Brazilian Marian seer

Amalia of Jesus Flagellated MJC (22 July 1901 – 18 April 1977), born Amalia Aguirre Queija, was a Catholic religious sister and mystic. She was co-founder of the institute of the Missionary Sisters of Jesus Crucified, best known for receiving, in the 1930s, the apparitions of Our Lady of Tears in Campinas, Brazil. Among the miraculous events surrounding her life are, among others, visions and stigmata.

== Life ==
Amalia Aguirre Queija was born in 1901 in Riós (Galicia), Spain. Her parents were immigrants to Brazil, however, Amalia, who was pious and devoted to works of charity, stayed in Spain and cared for sufferers of the Great Flu pandemic. In summer 1919, she followed her parents to Brazil. In 1928, she co-founded, with Bishop Francisco de Barreto, a religious institute in Campinas (São Paulo), which was called the Missionaries of Crucified Jesus and took the religious name Amalia de Jesus Flagelado (the Portuguese flagelado in refers to Jesus Christ's torture at the pillar). She lived in the monastery of Campinas until 1953, when she was sent to the House of Our Lady of the Apparition in Taubaté (São Paulo), where she died in 1977.

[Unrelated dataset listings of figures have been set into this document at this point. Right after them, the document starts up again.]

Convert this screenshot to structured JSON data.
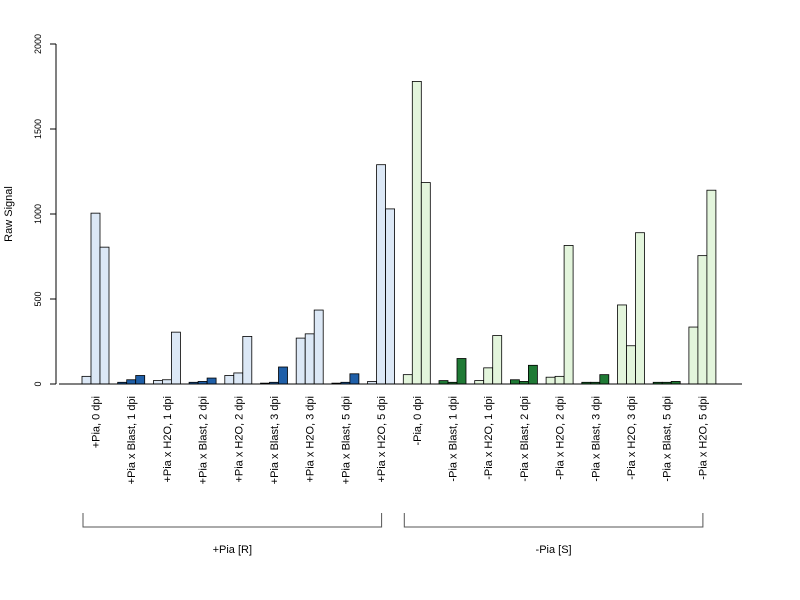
{
  "chart_data": {
    "type": "bar",
    "ylabel": "Raw Signal",
    "ylim": [
      0,
      2000
    ],
    "yticks": [
      0,
      500,
      1000,
      1500,
      2000
    ],
    "categories": [
      "+Pia, 0 dpi",
      "+Pia x Blast, 1 dpi",
      "+Pia x H2O, 1 dpi",
      "+Pia x Blast, 2 dpi",
      "+Pia x H2O, 2 dpi",
      "+Pia x Blast, 3 dpi",
      "+Pia x H2O, 3 dpi",
      "+Pia x Blast, 5 dpi",
      "+Pia x H2O, 5 dpi",
      "-Pia, 0 dpi",
      "-Pia x Blast, 1 dpi",
      "-Pia x H2O, 1 dpi",
      "-Pia x Blast, 2 dpi",
      "-Pia x H2O, 2 dpi",
      "-Pia x Blast, 3 dpi",
      "-Pia x H2O, 3 dpi",
      "-Pia x Blast, 5 dpi",
      "-Pia x H2O, 5 dpi"
    ],
    "values": [
      [
        45,
        1005,
        805
      ],
      [
        10,
        25,
        50
      ],
      [
        20,
        25,
        305
      ],
      [
        10,
        15,
        35
      ],
      [
        50,
        65,
        280
      ],
      [
        5,
        10,
        100
      ],
      [
        270,
        295,
        435
      ],
      [
        5,
        10,
        60
      ],
      [
        15,
        1290,
        1030
      ],
      [
        55,
        1780,
        1185
      ],
      [
        20,
        10,
        150
      ],
      [
        20,
        95,
        285
      ],
      [
        25,
        15,
        110
      ],
      [
        40,
        45,
        815
      ],
      [
        10,
        10,
        55
      ],
      [
        465,
        225,
        890
      ],
      [
        10,
        10,
        15
      ],
      [
        335,
        755,
        1140
      ]
    ],
    "bar_colors": [
      "#dce8f6",
      "#1f5fa8",
      "#dce8f6",
      "#1f5fa8",
      "#dce8f6",
      "#1f5fa8",
      "#dce8f6",
      "#1f5fa8",
      "#dce8f6",
      "#e3f5dc",
      "#1f7a35",
      "#e3f5dc",
      "#1f7a35",
      "#e3f5dc",
      "#1f7a35",
      "#e3f5dc",
      "#1f7a35",
      "#e3f5dc"
    ],
    "groups": [
      {
        "label": "+Pia [R]",
        "start": 0,
        "end": 8
      },
      {
        "label": "-Pia [S]",
        "start": 9,
        "end": 17
      }
    ]
  }
}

== Beatification process ==
On March 8, 1931, Francisco de Campos Barreto, Bishop of Campinas, recognized the veracity of the apparitions of Our Lady to Sister Amalia and granted the imprimatur for the publication of sister Amalia's writings (which included the messages of Jesus and the Virgin Mary) and the prayers of the Chaplet of Our Lady of Tears. On February 20, 1934, Bishop Barreto published an episcopal letter reinforcing the importance of devotion to Our Lady of Tears.

On June 16, 2023, Metropolitan Archbishop of Campinas, João Inácio Müller, opened a canonical process for the beatification of Amalia of Jesus Fallegated.